Dimanche 16 septembre 2018
24ème dimanche ordinaire, B
L’Evidence de Dieu?
Le fond de la chapelle est assez vivement éclairé. Au-dessus du maître-autel, vêtu de blanc, un vaste appareil de plantes, de candélabres et d’ornements est dominé par une grande croix de métal ouvragé qui porte en son centre un disque blanc mat. Trois autres disques de même dimension, mais d’une nuance imperceptiblement différente, sont fixés aux extrémités de la croix. Je suis déjà entré dans des églises, pour l’amour de l’art, mais je n’avais jamais vu d’ostensoir habité ni même, je crois, d’Hostie, et j’ignore que je suis en face du Saint-Sacrement, vers lequel montent deux files de cierges allumés. La présence des disques supplémentaires et les complications dorées du décor me rendent plus difficile encore l’identification de ce soleil lointain. La signification de tout cela m’échappe, d’autant plus aisément que je ne la poursuis guère.
Debout près de la porte, je cherche des yeux mon ami et je ne parviens pas à le reconnaître parmi les formes agenouillées qui me précèdent. Mon regard passe de l’ombre à la lumière, revient sur l’assistance sans ramener aucune pensée, va des fidèles aux religieuses immobiles, des religieuses à l’autel, puis, je ne sais pourquoi, se fixe sur le deuxième cierge qui brûle à gauche de la croix. Non pas le premier, ni le troisième, le deuxième. Et c’est alors que se déclenche, brusquement, la série de prodiges dont l’inexorable violence va démanteler en un instant l’être absurde que je suis et faire venir au jour l’enfant que je n’ai jamais été.
Tout d’abord, ces mots me sont suggérés : vie spirituelle. Ils ne me sont pas dits, je ne les forme pas moi-même, je les entends comme s’ils étaient prononcés près de moi à voix basse par une personne que je ne vois pas encore. La dernière syllabe de ce prélude murmuré atteint à peine en moi la rive du conscient que commence l’avalanche à rebours. Je ne dis pas que le Ciel s’ouvre : il ne s’ouvre pas, il s’élance, il s’élève soudain, fulguration silencieuse, de cette insoupçonnable chapelle dans laquelle il se trouve mystérieusement inclus.
Comment le décrire avec ces mots démissionnaires qui me refusent leurs services et menacent d’intercepter nos pensées pour les consigner au magasin des chimères ? Le peintre à qui il serait donné d’entrevoir des couleurs inconnues, avec quoi les peindrait-il ? C’est un cristal indestructible, d’une transparence infinie, d’une luminosité presque insoutenable (un degré de plus m’anéantirait) et plutôt bleue, un monde, un autre monde d’un éclat et d’une densité qui renvoient le nôtre aux ombres fragiles des rêves inachevés. Il est la réalité, il est la vérité, je la vois du rivage obscur où je suis encore retenu.

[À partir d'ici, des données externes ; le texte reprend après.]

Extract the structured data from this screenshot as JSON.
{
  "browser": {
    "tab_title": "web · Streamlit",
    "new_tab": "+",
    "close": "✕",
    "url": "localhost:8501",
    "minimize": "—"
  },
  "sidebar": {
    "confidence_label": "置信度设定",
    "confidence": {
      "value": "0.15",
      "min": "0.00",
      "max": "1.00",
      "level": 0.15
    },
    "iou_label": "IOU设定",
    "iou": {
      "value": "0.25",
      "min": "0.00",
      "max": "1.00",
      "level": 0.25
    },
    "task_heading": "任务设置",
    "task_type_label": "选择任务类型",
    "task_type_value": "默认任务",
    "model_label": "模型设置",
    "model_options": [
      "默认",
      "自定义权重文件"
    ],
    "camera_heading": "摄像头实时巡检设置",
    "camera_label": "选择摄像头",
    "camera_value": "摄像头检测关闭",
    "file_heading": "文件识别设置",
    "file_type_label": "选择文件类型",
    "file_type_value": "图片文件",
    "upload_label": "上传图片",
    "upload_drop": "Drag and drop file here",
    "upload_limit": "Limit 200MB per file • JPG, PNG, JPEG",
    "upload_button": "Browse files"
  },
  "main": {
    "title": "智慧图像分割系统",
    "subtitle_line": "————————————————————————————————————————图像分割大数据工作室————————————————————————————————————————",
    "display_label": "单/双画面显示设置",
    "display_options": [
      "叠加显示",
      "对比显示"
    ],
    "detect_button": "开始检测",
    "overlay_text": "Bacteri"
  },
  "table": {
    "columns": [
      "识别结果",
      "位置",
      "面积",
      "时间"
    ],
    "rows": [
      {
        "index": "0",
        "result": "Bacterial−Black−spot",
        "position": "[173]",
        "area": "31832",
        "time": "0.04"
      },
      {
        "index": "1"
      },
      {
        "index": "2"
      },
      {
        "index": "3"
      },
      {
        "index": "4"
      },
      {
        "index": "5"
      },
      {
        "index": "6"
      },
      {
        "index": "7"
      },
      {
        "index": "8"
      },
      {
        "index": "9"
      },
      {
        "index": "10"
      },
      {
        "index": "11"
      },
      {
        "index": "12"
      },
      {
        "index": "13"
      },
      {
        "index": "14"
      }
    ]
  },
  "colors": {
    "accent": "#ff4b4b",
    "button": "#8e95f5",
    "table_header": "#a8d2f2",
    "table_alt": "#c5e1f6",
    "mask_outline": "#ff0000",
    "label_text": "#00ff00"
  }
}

Il y a un ordre dans l’univers et à son sommet, par-delà ce voile de brume resplendissante, l’Evidence de Dieu, l’évidence faite présence et l’évidence faite personne de celui-là même que j’aurais nié un instant auparavant, que les chrétiens appellent notre père, et de qui j’apprends qu’il est doux, d’une douceur à nulle autre pareille, qui n’est pas la qualité passive que l’on désigne parfois sous ce nom, mais une douceur active, brisante, surpassant toute violence capable de faire éclater la pierre la plus dure et, plus dur que la pierre, le coeur humain.
Son irruption déferlante, plénière, s’accompagne d’une joie qui n’est autre de l’exultation du sauvé, la joie du naufragé recueilli à temps, avec cette différence toutefois que c’est au moment où je suis hissé vers le salut que je prends conscience de la boue dans laquelle j’étais sans le savoir englouti, et je me demande, me voyant par elle encore saisi à mi-corps, comment j’ai pu y vivre, et y respirer.
En même temps, une nouvelle famille m’est donné qui est l’Eglise, à charge pour elle de me
conduire où il faut que j’aille, étant entendu qu’en dépit des apparences une certaine distance me reste à franchir, qui ne saurait être abolie que par le détour de la gravitation. Toutes ces sensations que je peine à traduire dans le langage inadéquat des idées et des images sont simultanées, comprises les unes dans les autres, et après des années je n’en aurais pas épuisé le contenu. Tout est dominé par la présence, au-delà et à travers une immense assemblée, de Celui dont je ne pourrais plus jamais écrire le nom sans que me vienne la crainte de blesser sa tendresse, devant qui j’ai le bonheur d’être un enfant pardonné, qui s’éveille pour apprendre que tout est don.
André Frossard (1915-1995), Dieu existe, je l’ai rencontré, Paris, 1969, pp. 163-167.